SO YOU WANT TO BUILD A GREEN HOME?
Green, eco, sustainable, ecological.You hear these terms used more frequently but what do they mean? These words are use to define the same thing and are often interchangeable. In recent years, the term 'green' seems to be the most popular, but back in 1954, R. Buckminster Fuller, the famous architect and theorist, defined sustainability as: the conscious design of our total environment, in order to help make the Earth's finite resources meet the needs of all of humanity without disrupting the ecological processes of the plant.

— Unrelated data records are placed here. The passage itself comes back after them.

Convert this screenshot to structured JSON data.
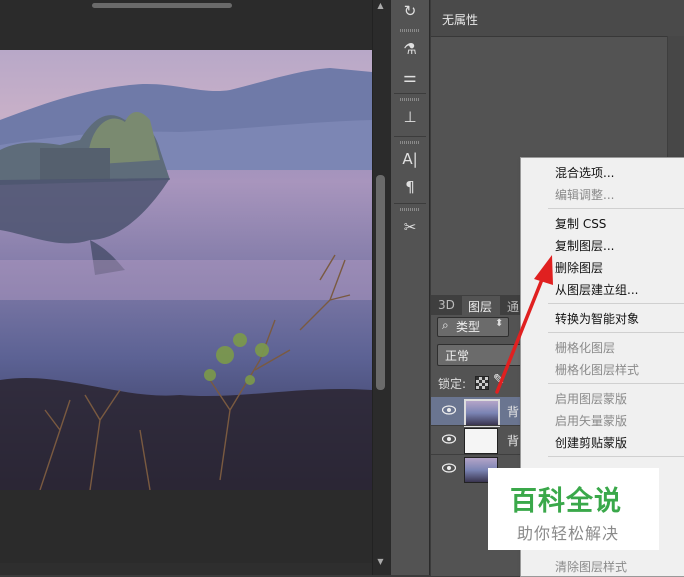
{
  "properties_panel": {
    "title": "无属性"
  },
  "layers_panel": {
    "tabs": [
      "3D",
      "图层",
      "通"
    ],
    "filter_label": "类型",
    "filter_icon": "search-icon",
    "blend_mode": "正常",
    "lock_label": "锁定:",
    "layers": [
      {
        "name": "背",
        "selected": true
      },
      {
        "name": "背",
        "selected": false
      },
      {
        "name": "",
        "selected": false
      }
    ]
  },
  "context_menu": {
    "items": [
      {
        "label": "混合选项...",
        "enabled": true
      },
      {
        "label": "编辑调整...",
        "enabled": false
      },
      {
        "label": "复制 CSS",
        "enabled": true
      },
      {
        "label": "复制图层...",
        "enabled": true
      },
      {
        "label": "删除图层",
        "enabled": true
      },
      {
        "label": "从图层建立组...",
        "enabled": true
      },
      {
        "label": "转换为智能对象",
        "enabled": true
      },
      {
        "label": "栅格化图层",
        "enabled": false
      },
      {
        "label": "栅格化图层样式",
        "enabled": false
      },
      {
        "label": "启用图层蒙版",
        "enabled": false
      },
      {
        "label": "启用矢量蒙版",
        "enabled": false
      },
      {
        "label": "创建剪贴蒙版",
        "enabled": true
      },
      {
        "label": "清除图层样式",
        "enabled": false
      }
    ]
  },
  "tools": [
    "history-icon",
    "brush-presets-icon",
    "tool-presets-icon",
    "stamp-icon",
    "character-icon",
    "paragraph-icon",
    "tools-icon"
  ],
  "watermark": {
    "title": "百科全说",
    "subtitle": "助你轻松解决"
  },
  "colors": {
    "accent_green": "#3aa84a",
    "arrow_red": "#e02020",
    "panel_bg": "#535353"
  }
}
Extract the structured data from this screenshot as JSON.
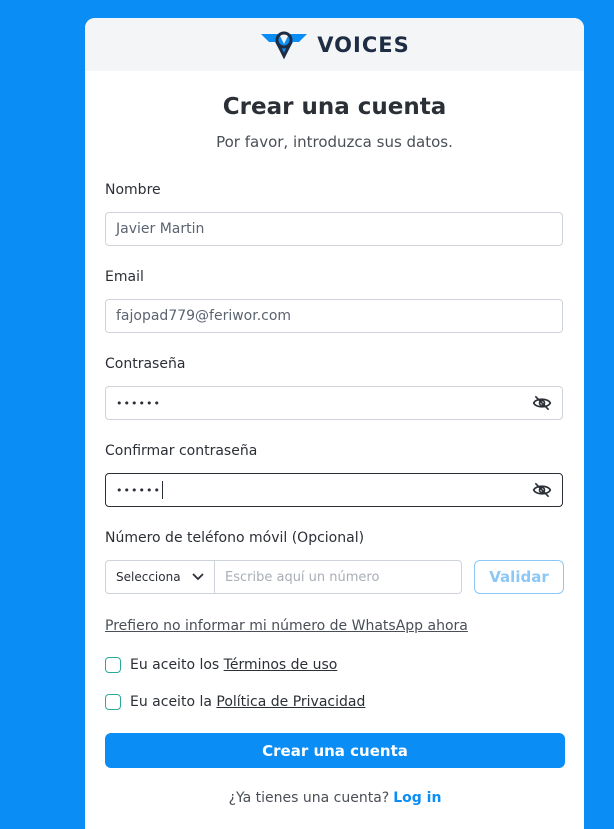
{
  "brand": {
    "name": "VOICES"
  },
  "header": {
    "title": "Crear una cuenta",
    "subtitle": "Por favor, introduzca sus datos."
  },
  "form": {
    "name": {
      "label": "Nombre",
      "value": "Javier Martin"
    },
    "email": {
      "label": "Email",
      "value": "fajopad779@feriwor.com"
    },
    "password": {
      "label": "Contraseña",
      "value": "••••••"
    },
    "confirm_password": {
      "label": "Confirmar contraseña",
      "value": "••••••"
    },
    "phone": {
      "label": "Número de teléfono móvil (Opcional)",
      "country_placeholder": "Selecciona",
      "number_placeholder": "Escribe aquí un número",
      "validate_label": "Validar"
    },
    "skip_whatsapp_link": "Prefiero no informar mi número de WhatsApp ahora",
    "terms": {
      "prefix": "Eu aceito los",
      "link": "Términos de uso"
    },
    "privacy": {
      "prefix": "Eu aceito la",
      "link": "Política de Privacidad"
    },
    "submit_label": "Crear una cuenta"
  },
  "footer": {
    "question": "¿Ya tienes una cuenta?",
    "login_label": "Log in"
  },
  "colors": {
    "primary": "#0a8df5",
    "checkbox": "#2aa99a",
    "text": "#2b2f36"
  }
}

At its heart, the green design movement is all about "market transformation." A market transformation occurs when a new technology or method of doing things emerges which is so superior that everything which came before it eventually becomes obsolete. This puts a new spin on keeping up with the Jones'!
So you ask yourself, "Self.so you want to build a green home?" I contemplate the idea with much deliberation."will this be like teaching an old dog a new trick?" When you're married to a land developer and home builder you begin understanding early on that a home is no more than a place to hang your hat for a couple years, max, before moving your beloved belongings to another more desirable address.
With each new home we move in and out of our family finds more and more reasons to want the next one to be healthier, safer and more efficient than the last. In this process we have found many reasons to build smaller, and smarter. By reaching out to those who have 'been there and done that' when it comes to building green and living a sustainable lifestyle, we've relied on two organizations for guidance: SiGBA (Sierra Green Building Association) and the United States Green Building Association. Their leadership is invaluable when it comes to setting new green building industry standards like LEED.
The term "green building" can be unfamiliar territory for those setting out to make a sustainable change in their living environments. Green building is a way of looking at buildings that allows people to be more responsible with energy and natural resources. Below is a simple list of categories used to describe the design and construction of a green building with some or all of the following characteristics:
- Buildings that have minimal adverse impacts on local, regional, and even global ecosystems;
- Buildings that reduce reliance on automobiles;
- Buildings that are energy-efficient in their operation;
- Buildings and grounds that conserve water;
- Buildings that are built in an environmentally responsible manner from low-environmental-impact materials;
- Buildings that are durable and can be maintained with minimal environmental impact;
- Buildings that help their occupants practice environmentalism, e.g. by recycling waste; and
- Buildings that are comfortable, safe, and healthy for their occupants.
Green building addresses the relationship between a building and the land on which it sits; how the structure might help to foster a sense of community or reduce the need for automobile use by its occupants; how to minimize energy use in the building, and how to create the healthiest possible living space.
We are literally between a rock and responsibility. As January 1, 2010 approaches and the new and improved building codes go into effect, we are driven by the necessity to comply, but mostly we want to do our part to protect the environment and help make the Earth a better place for future generations. At long last we are ready to build a green home. And just maybe. this will be for the last time?